Mr. Gitney had other reasons for announcing this convocation; these darker purposes, I only happened upon as the party progressed. Suffice to say, it was not medical foresight which prompted him to arrange this gruesome fête.
Not foresight indeed — nor prognostication — for not except in nightmare could he have predicted what destruction this gathering would occasion; that even as my mother and I copied out the invitations at his command, the fates had bent their heads above our household, muttering, and were about to blast his College of Lucidity forever.
My mother and I, as I have said, wrote the invitations; and runners were hired to take them throughout the city and the countryside. It was not far advanced into the spring, and the narrow streets were thick with mud, puddles bright in ruts near heaves. Men on errands had to step dainty to avoid being spattered.

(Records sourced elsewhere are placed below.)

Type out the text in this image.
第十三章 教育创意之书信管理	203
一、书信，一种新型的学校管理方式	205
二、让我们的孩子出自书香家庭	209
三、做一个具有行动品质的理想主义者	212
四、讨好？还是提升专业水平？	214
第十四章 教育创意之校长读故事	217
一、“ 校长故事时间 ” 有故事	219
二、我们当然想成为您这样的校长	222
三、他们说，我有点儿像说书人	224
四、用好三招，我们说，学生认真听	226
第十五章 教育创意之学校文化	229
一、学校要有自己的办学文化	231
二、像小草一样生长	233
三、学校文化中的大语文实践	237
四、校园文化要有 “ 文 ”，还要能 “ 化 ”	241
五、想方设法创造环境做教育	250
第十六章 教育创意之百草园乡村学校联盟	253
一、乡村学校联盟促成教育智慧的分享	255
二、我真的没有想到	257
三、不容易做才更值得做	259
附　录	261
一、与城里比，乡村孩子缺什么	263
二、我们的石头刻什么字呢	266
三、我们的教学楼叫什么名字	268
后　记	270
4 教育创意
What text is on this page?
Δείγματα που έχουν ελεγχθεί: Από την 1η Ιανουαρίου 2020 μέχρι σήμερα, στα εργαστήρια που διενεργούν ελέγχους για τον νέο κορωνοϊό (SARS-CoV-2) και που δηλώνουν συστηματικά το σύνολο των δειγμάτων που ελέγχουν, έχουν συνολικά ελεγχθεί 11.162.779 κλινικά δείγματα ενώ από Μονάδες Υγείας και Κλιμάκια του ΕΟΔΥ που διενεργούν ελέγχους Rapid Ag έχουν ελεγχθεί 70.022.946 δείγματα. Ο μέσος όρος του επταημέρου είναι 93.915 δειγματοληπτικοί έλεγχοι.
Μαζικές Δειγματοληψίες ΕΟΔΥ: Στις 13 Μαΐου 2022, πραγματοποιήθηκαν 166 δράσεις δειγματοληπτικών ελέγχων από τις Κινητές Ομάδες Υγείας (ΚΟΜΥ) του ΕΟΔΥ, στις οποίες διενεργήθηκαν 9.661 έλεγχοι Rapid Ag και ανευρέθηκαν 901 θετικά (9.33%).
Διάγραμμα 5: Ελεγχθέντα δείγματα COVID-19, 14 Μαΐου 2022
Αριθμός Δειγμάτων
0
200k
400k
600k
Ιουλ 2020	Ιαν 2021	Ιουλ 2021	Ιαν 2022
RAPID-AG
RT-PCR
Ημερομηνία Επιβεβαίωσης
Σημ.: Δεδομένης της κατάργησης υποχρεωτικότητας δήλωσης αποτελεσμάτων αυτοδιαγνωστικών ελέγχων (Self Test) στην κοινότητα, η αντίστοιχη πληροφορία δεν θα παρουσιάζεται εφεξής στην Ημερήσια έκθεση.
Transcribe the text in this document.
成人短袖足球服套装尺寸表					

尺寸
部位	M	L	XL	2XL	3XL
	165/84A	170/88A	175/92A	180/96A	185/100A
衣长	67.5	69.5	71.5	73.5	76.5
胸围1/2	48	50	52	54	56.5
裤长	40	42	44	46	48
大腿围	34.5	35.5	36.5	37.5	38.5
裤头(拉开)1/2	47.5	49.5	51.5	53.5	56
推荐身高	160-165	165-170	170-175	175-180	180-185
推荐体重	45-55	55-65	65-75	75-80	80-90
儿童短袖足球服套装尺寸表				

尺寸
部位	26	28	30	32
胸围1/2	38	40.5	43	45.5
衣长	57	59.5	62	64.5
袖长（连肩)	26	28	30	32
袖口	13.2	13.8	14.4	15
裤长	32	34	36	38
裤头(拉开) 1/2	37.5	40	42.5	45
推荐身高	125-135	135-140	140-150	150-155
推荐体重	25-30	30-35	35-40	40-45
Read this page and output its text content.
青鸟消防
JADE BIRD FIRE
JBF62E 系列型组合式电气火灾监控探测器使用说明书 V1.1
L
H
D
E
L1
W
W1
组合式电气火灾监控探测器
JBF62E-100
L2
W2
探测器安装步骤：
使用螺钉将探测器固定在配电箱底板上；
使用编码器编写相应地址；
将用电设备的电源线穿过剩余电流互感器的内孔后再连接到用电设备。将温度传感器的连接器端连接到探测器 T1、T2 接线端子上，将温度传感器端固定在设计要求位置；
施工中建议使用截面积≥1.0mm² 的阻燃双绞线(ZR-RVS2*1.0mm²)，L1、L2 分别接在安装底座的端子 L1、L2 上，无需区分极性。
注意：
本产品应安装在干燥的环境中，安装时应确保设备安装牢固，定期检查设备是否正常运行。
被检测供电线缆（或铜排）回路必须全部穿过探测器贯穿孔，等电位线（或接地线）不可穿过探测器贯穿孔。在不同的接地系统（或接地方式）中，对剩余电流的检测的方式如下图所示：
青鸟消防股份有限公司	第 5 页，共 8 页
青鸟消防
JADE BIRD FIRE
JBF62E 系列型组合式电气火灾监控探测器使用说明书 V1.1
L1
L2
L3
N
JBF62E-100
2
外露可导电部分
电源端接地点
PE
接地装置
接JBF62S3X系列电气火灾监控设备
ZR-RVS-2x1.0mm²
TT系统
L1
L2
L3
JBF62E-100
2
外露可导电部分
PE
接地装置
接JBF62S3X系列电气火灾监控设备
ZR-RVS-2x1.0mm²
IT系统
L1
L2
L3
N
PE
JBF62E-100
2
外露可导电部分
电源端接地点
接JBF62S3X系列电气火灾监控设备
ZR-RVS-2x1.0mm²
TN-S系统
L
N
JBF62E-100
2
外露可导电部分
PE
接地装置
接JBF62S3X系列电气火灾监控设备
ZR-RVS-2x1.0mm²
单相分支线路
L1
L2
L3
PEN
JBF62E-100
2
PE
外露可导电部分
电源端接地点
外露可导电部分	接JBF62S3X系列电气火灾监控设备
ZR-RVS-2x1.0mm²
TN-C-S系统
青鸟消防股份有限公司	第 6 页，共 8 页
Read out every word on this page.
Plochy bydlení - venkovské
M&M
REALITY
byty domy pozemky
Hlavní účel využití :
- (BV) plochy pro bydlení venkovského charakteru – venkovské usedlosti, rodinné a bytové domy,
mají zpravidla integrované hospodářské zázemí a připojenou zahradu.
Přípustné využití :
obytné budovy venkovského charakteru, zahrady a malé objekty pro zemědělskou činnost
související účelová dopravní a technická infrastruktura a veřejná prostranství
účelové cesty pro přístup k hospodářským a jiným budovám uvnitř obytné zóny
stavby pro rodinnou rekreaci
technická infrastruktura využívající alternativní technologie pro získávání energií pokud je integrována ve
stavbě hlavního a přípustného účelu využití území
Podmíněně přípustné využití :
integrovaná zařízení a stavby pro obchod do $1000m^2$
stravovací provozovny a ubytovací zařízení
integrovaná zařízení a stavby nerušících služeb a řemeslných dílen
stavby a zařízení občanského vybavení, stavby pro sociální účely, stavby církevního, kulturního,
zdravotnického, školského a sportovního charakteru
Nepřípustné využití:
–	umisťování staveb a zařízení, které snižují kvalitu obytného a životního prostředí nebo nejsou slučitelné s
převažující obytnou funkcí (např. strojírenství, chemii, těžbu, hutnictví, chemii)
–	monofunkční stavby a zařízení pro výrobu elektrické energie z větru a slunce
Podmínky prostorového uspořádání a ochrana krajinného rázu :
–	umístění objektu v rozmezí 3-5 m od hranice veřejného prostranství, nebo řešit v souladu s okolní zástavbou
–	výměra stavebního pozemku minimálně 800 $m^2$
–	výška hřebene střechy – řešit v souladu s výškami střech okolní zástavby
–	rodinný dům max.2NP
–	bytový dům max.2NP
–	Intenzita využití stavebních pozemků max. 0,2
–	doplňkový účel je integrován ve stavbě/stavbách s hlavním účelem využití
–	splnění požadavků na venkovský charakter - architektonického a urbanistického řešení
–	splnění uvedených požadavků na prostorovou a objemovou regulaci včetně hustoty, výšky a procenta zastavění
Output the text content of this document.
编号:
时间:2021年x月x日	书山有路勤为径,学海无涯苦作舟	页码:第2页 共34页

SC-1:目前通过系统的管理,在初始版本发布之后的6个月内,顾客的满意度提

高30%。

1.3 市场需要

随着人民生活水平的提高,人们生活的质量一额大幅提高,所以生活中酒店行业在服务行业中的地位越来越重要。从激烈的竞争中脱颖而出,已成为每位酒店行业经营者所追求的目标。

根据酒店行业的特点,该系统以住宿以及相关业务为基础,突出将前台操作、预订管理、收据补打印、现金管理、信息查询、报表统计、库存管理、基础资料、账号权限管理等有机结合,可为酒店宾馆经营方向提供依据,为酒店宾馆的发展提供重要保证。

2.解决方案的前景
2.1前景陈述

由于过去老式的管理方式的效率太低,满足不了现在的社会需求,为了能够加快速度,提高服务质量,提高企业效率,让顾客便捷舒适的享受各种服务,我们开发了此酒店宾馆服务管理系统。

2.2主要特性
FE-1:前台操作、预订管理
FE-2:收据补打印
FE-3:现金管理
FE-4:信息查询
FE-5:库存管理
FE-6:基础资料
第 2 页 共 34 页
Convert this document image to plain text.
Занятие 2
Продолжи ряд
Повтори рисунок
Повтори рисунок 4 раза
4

The guests, primarily, were the extended relations of Mr. Gitney, that sizeable clan of merchants known only as the Young Men, cheerful in demeanor, indeterminate in number. Some had fled the city; others, remaining, were sunk in an uncharacteristic despair, their trade irreparably harmed first by their investment in interdicted Indian lands, second by their participation in non-importation agreements, and thirdly, by the punitive closing of the Harbor by Parliamentary decree.
Warships drifted there now; none could slip past.
Taking good advantage of the bounty sent to the city’s relief, Mr. Gitney and Mr. Sharpe ordered wines and spirits, fruits procured by special appointment, beeves and hams, flour and honey, game-birds and squash, and, from a pest-house in Salem, a glass jar full of contaminate matter from the pox-sores of the dead.
A harpsichord was rented for the festivities. We placed it in one of the experimental chambers and hauled the philosophic machines against the wall so there should be space for dancing. The day before the party, one of the grooms was employed to wax the floor.
He wore a slipper on one foot and a brush on the other. They required him to dance there alone for three hours.
I passed and watched.
In the silence, he skated.
The afternoon sun was cast across the floor. Where the bowing and leaping should soon commence, there the old man slid and spun by himself, his arms fluttering, making pretty courtesies to chairs; pausing for a pas de Basque; his heels thumping; executing secret glissades in beeswax.
Silence and sunlight were his partners.